You are correct in your assumption that Scrivener only downloads the initial page you tell it to. Going any further is a fairly involved problem, actually. It’s one thing to tell a downloader that you only want to download page links that refer back to the same area of a website, but that very well might not get everything you want. You can increase the tolerances for what you’ll download, but every time you do that the risk of getting way more than you intended will increase. For instance, it’s not even safe to assume “same website”; consider someone who downloads a blog from blogger.com. And just opening it wide up to any old link whatsoever will inevitably lead to you shutting down the program before it fills up every molecule of your hard drive trying to download a substantial chunk of the World Wide Web.
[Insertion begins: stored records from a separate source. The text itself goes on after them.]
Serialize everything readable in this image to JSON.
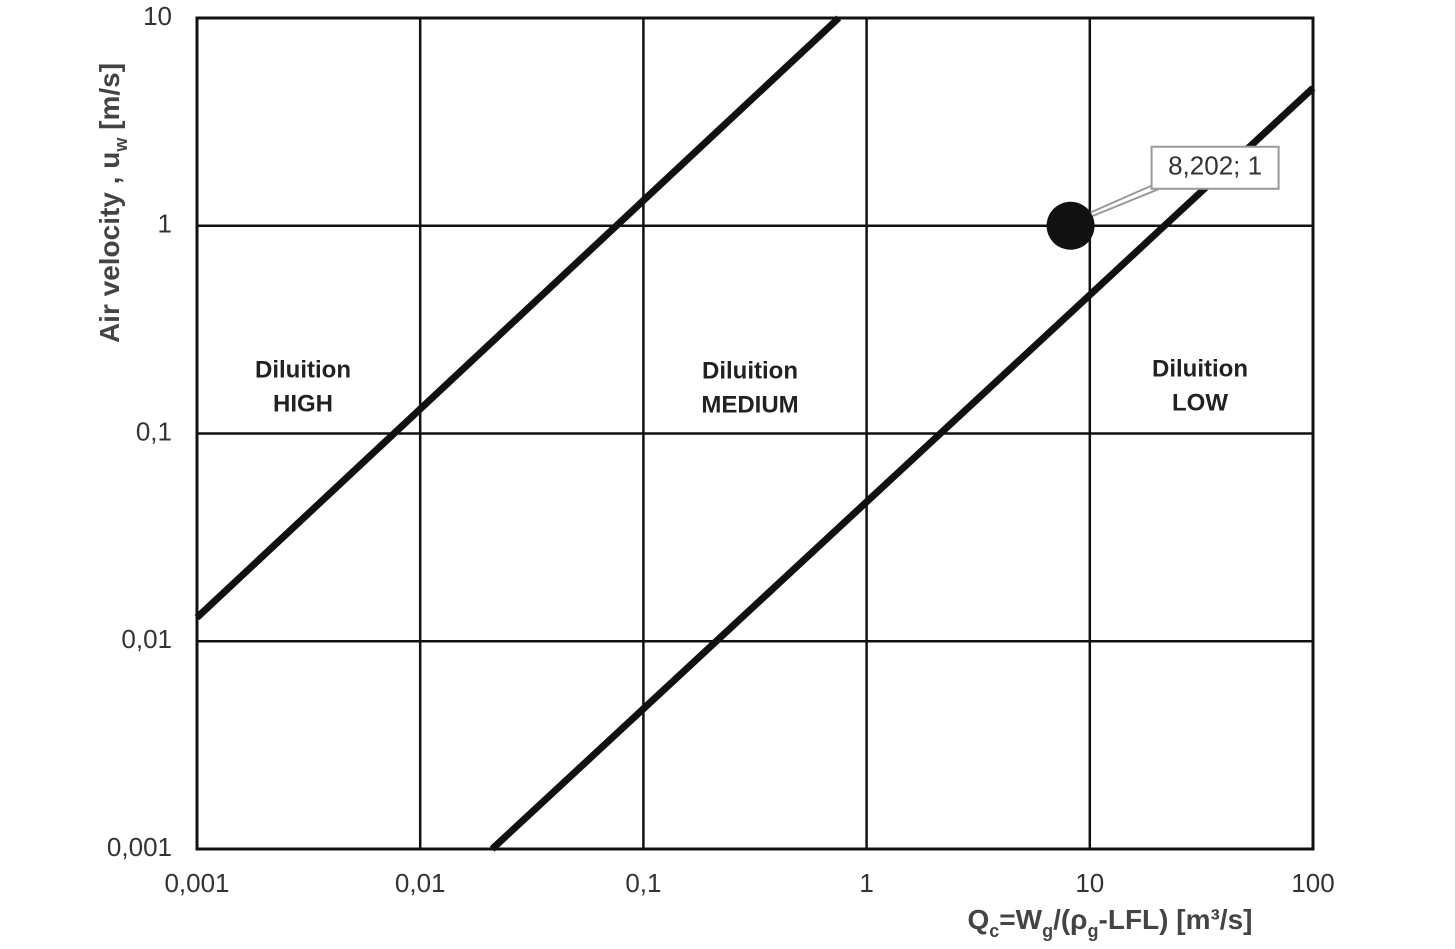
{
  "chart_data": {
    "type": "line",
    "x_label": [
      {
        "text": "Q"
      },
      {
        "text": "c",
        "sub": true
      },
      {
        "text": "=W"
      },
      {
        "text": "g",
        "sub": true
      },
      {
        "text": "/(ρ"
      },
      {
        "text": "g",
        "sub": true
      },
      {
        "text": "-LFL) [m³/s]"
      }
    ],
    "y_label": [
      {
        "text": "Air velocity , u"
      },
      {
        "text": "w",
        "sub": true
      },
      {
        "text": " [m/s]"
      }
    ],
    "xscale": "log",
    "yscale": "log",
    "grid": true,
    "xlim": [
      0.001,
      100
    ],
    "ylim": [
      0.001,
      10
    ],
    "xticks": [
      {
        "value": 0.001,
        "label": "0,001"
      },
      {
        "value": 0.01,
        "label": "0,01"
      },
      {
        "value": 0.1,
        "label": "0,1"
      },
      1,
      10,
      100
    ],
    "yticks": [
      {
        "value": 0.001,
        "label": "0,001"
      },
      {
        "value": 0.01,
        "label": "0,01"
      },
      {
        "value": 0.1,
        "label": "0,1"
      },
      1,
      10
    ],
    "series": [
      {
        "type": "line",
        "color": "#111111",
        "x": [
          0.001,
          0.75
        ],
        "values": [
          0.013,
          10
        ]
      },
      {
        "type": "line",
        "color": "#111111",
        "x": [
          0.021,
          100
        ],
        "values": [
          0.001,
          4.6
        ]
      },
      {
        "type": "scatter",
        "color": "#111111",
        "x": [
          8.202
        ],
        "values": [
          1
        ],
        "value_labels": [
          "8,202; 1"
        ]
      }
    ],
    "annotations": [
      [
        "Diluition",
        "HIGH"
      ],
      [
        "Diluition",
        "MEDIUM"
      ],
      [
        "Diluition",
        "LOW"
      ]
    ]
  }
}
That last word, it’s very appropriate.
So the solution is a plethora of options which must be constantly fiddled with. No two bulk downloads are the same, and each require a degree of playing around with level thresholds, type filters, total file max limits, interval masking, connexion multiplexing, and domain/directory limiters to get the solution just right. Whole programs are devoted to the problem, and they work with varying levels of effectiveness. Not everyone wants people to download their whole site (or even parts of it), and employ restrictions that these sorts of programs are supposed to honour, some let you ignore that at your own risk (these restriction files are often there for a good reason, as it is possible to get stuck in download loops with page “names” that change every time the program requests them). Nowadays it is becoming increasingly more difficult as web designers ditch years of good standards and build their sites out of a pile of dark magic that only works in the most mundane and mainstream of uses.
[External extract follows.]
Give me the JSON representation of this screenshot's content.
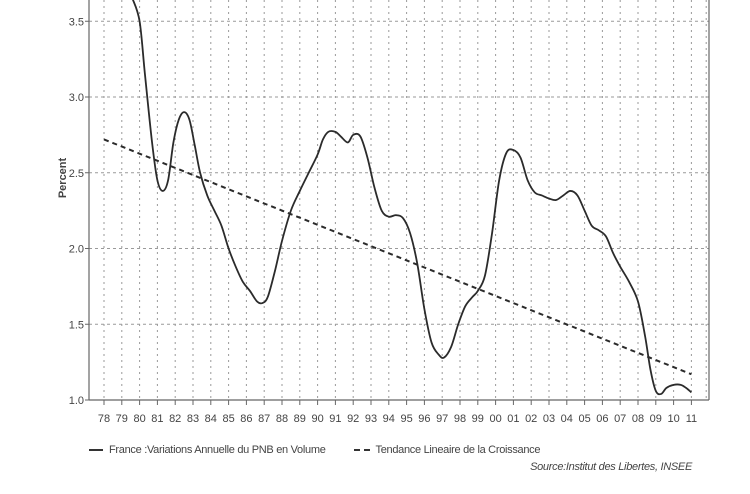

Some things to investigate:
- wget (a UNIX tool, but has some decent Mac OS X front-ends)
- Blue Crab
And if you already own DEVONthink Pro, it has a very basic deep downloader built-in that might work for you.
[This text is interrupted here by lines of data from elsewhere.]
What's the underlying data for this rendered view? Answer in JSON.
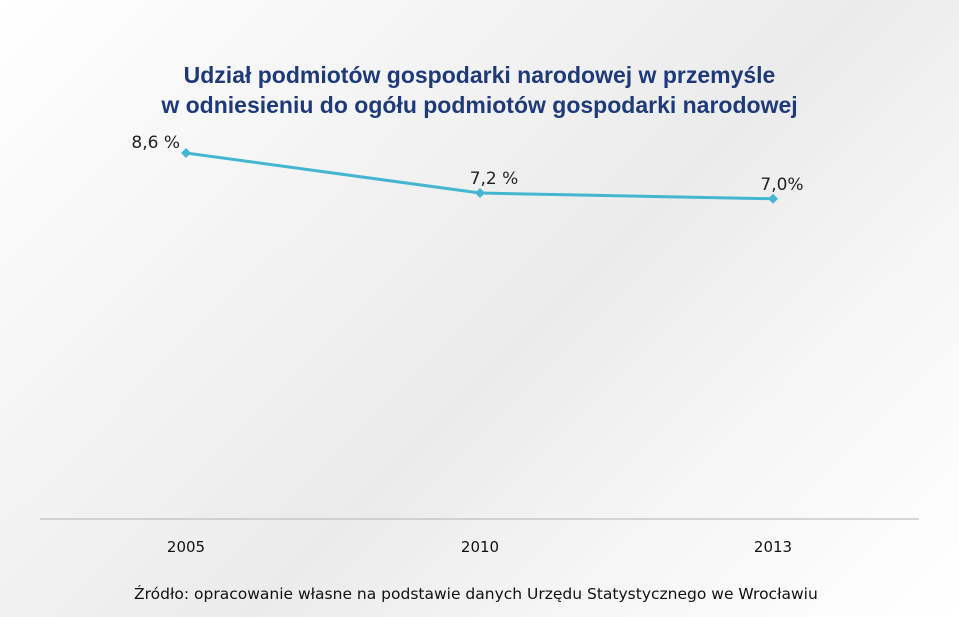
{
  "title": {
    "line1": "Udział podmiotów gospodarki narodowej w przemyśle",
    "line2": "w odniesieniu do ogółu podmiotów gospodarki narodowej"
  },
  "source": "Źródło: opracowanie własne na podstawie danych Urzędu Statystycznego we Wrocławiu",
  "colors": {
    "line": "#45b6d1",
    "title": "#1f3a7a",
    "axis": "#bfbfbf"
  },
  "chart_data": {
    "type": "line",
    "title": "Udział podmiotów gospodarki narodowej w przemyśle w odniesieniu do ogółu podmiotów gospodarki narodowej",
    "categories": [
      "2005",
      "2010",
      "2013"
    ],
    "series": [
      {
        "values": [
          8.6,
          7.2,
          7.0
        ],
        "labels": [
          "8,6 %",
          "7,2 %",
          "7,0%"
        ]
      }
    ],
    "ylim": [
      0,
      9
    ],
    "grid": false,
    "legend": "none"
  }
}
The next problem is what to do with the content once you download it. Many of these just dump several thousand files into a directory and let you sort it. Not, in any way imaginable, useful for Scrivener. Some of the more Mac savvy programs might give you options to store everything in a series of modified webarchive files, but they won’t link to one another in the way you desire, at least not in Scrivener. The best the downloader can do is rewrite every single URL it establishes a download link to, so that it points to the local copy instead of the original URL. Once you drag both files into Scrivener, their names will be changed and they’ll be relocated into the project file—broken links, even if Scrivener could handle one webpage linking to another imported webpage within Scrivener (it can’t, last time I checked).
Your best option might be to just leave the download directory intact, and link to it via a Reference in Scrivener, letting it load in a browser, which will navigate on your hard drive as if it were a remote website—until you reach the boundary of where you established the downloader limits.